Physical limits on cooperative protein-DNA binding and the kinetics of combinatorial transcription regulation

TL;DR

This paper develops a theoretical model to understand the physical limits and kinetics of cooperative protein-DNA binding, revealing optimal interaction regimes for efficient gene regulation.

Contribution

It introduces a simplified model for two interacting transcription factors, analyzing their search and binding kinetics, and identifies regimes that optimize gene regulation efficiency.

Findings

Weak and strong TF-TF interactions are favorable for regulation.

Intermediate interactions lead to slow genetic responses.
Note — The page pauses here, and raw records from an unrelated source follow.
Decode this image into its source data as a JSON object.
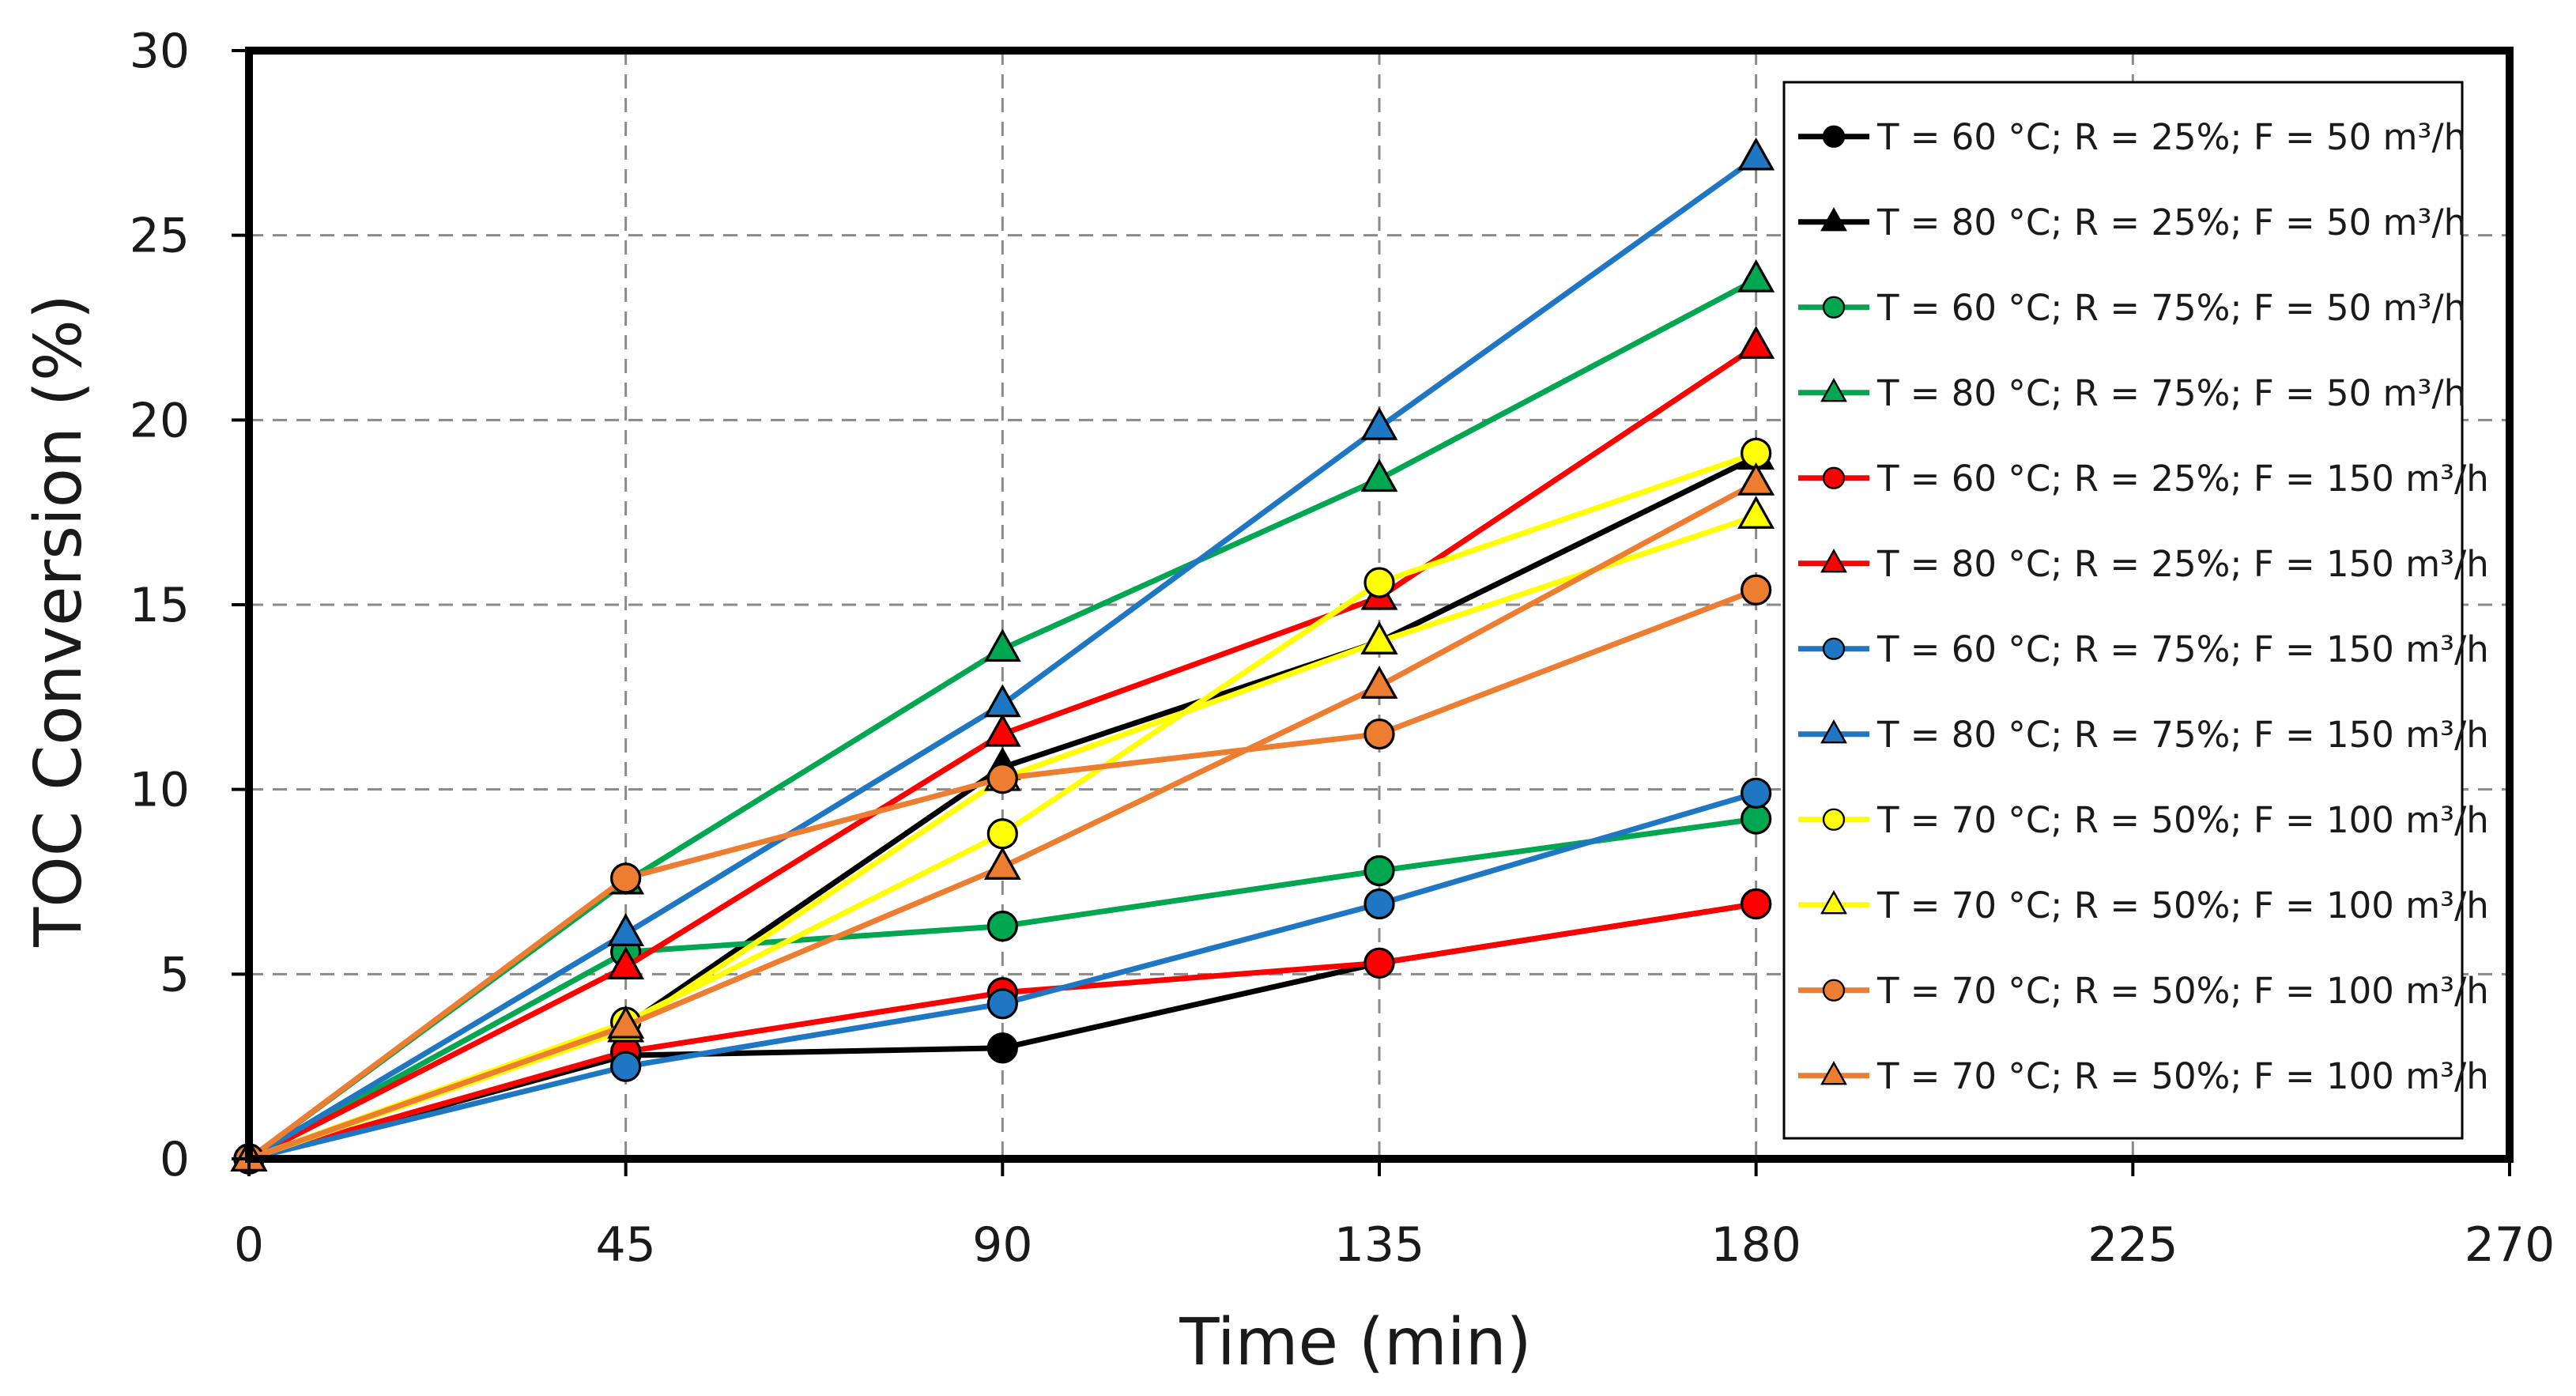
{
  "chart_data": {
    "type": "line",
    "title": "",
    "xlabel": "Time (min)",
    "ylabel": "TOC Conversion (%)",
    "xlim": [
      0,
      270
    ],
    "ylim": [
      0,
      30
    ],
    "xticks": [
      0,
      45,
      90,
      135,
      180,
      225,
      270
    ],
    "yticks": [
      0,
      5,
      10,
      15,
      20,
      25,
      30
    ],
    "grid": "dashed",
    "legend_position": "right",
    "x": [
      0,
      45,
      90,
      135,
      180
    ],
    "series": [
      {
        "name": "T = 60 °C; R = 25%; F = 50 m³/h",
        "color": "#000000",
        "marker": "circle",
        "values": [
          0,
          2.8,
          3.0,
          5.3,
          6.9
        ]
      },
      {
        "name": "T = 80 °C; R = 25%; F = 50 m³/h",
        "color": "#000000",
        "marker": "triangle",
        "values": [
          0,
          3.6,
          10.6,
          14.0,
          19.0
        ]
      },
      {
        "name": "T = 60 °C; R = 75%; F = 50 m³/h",
        "color": "#00a650",
        "marker": "circle",
        "values": [
          0,
          5.6,
          6.3,
          7.8,
          9.2
        ]
      },
      {
        "name": "T = 80 °C; R = 75%; F = 50 m³/h",
        "color": "#00a650",
        "marker": "triangle",
        "values": [
          0,
          7.5,
          13.8,
          18.4,
          23.8
        ]
      },
      {
        "name": "T = 60 °C; R = 25%; F = 150 m³/h",
        "color": "#ff0000",
        "marker": "circle",
        "values": [
          0,
          2.9,
          4.5,
          5.3,
          6.9
        ]
      },
      {
        "name": "T = 80 °C; R = 25%; F = 150 m³/h",
        "color": "#ff0000",
        "marker": "triangle",
        "values": [
          0,
          5.2,
          11.5,
          15.2,
          22.0
        ]
      },
      {
        "name": "T = 60 °C; R = 75%; F = 150 m³/h",
        "color": "#1f77c4",
        "marker": "circle",
        "values": [
          0,
          2.5,
          4.2,
          6.9,
          9.9
        ]
      },
      {
        "name": "T = 80 °C; R = 75%; F = 150 m³/h",
        "color": "#1f77c4",
        "marker": "triangle",
        "values": [
          0,
          6.1,
          12.3,
          19.8,
          27.1
        ]
      },
      {
        "name": "T = 70 °C; R = 50%; F = 100 m³/h",
        "color": "#ffff00",
        "marker": "circle",
        "values": [
          0,
          3.7,
          8.8,
          15.6,
          19.1
        ]
      },
      {
        "name": "T = 70 °C; R = 50%; F = 100 m³/h",
        "color": "#ffff00",
        "marker": "triangle",
        "values": [
          0,
          3.5,
          10.3,
          14.0,
          17.4
        ]
      },
      {
        "name": "T = 70 °C; R = 50%; F = 100 m³/h",
        "color": "#ed7d31",
        "marker": "circle",
        "values": [
          0,
          7.6,
          10.3,
          11.5,
          15.4
        ]
      },
      {
        "name": "T = 70 °C; R = 50%; F = 100 m³/h",
        "color": "#ed7d31",
        "marker": "triangle",
        "values": [
          0,
          3.6,
          7.9,
          12.8,
          18.3
        ]
      }
    ]
  }
}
Optimal interaction regimes balance speed and binding strength.

Abstract

Much of the complexity observed in gene regulation originates from cooperative protein-DNA binding. While studies of the target search of proteins for their specific binding sites on the DNA have revealed design principles for the quantitative characteristics of protein-DNA interactions, no such principles are known for the cooperative interactions between DNA-binding proteins. We consider a simple theoretical model for two interacting transcription factor (TF) species, searching for and binding to two adjacent target sites hidden in the genomic background. We study the kinetic competition of a dimer search pathway and a monomer search pathway, as well as the steady-state regulation function mediated by the two TFs over a broad range of TF-TF interaction strengths. Using a transcriptional AND-logic as exemplary functional context, we identify the functionally desirable regime for the interaction. We find that both weak and very strong TF-TF interactions are favorable, albeit with different characteristics. However, there is also an unfavorable regime of intermediate interactions where the genetic response is prohibitively slow.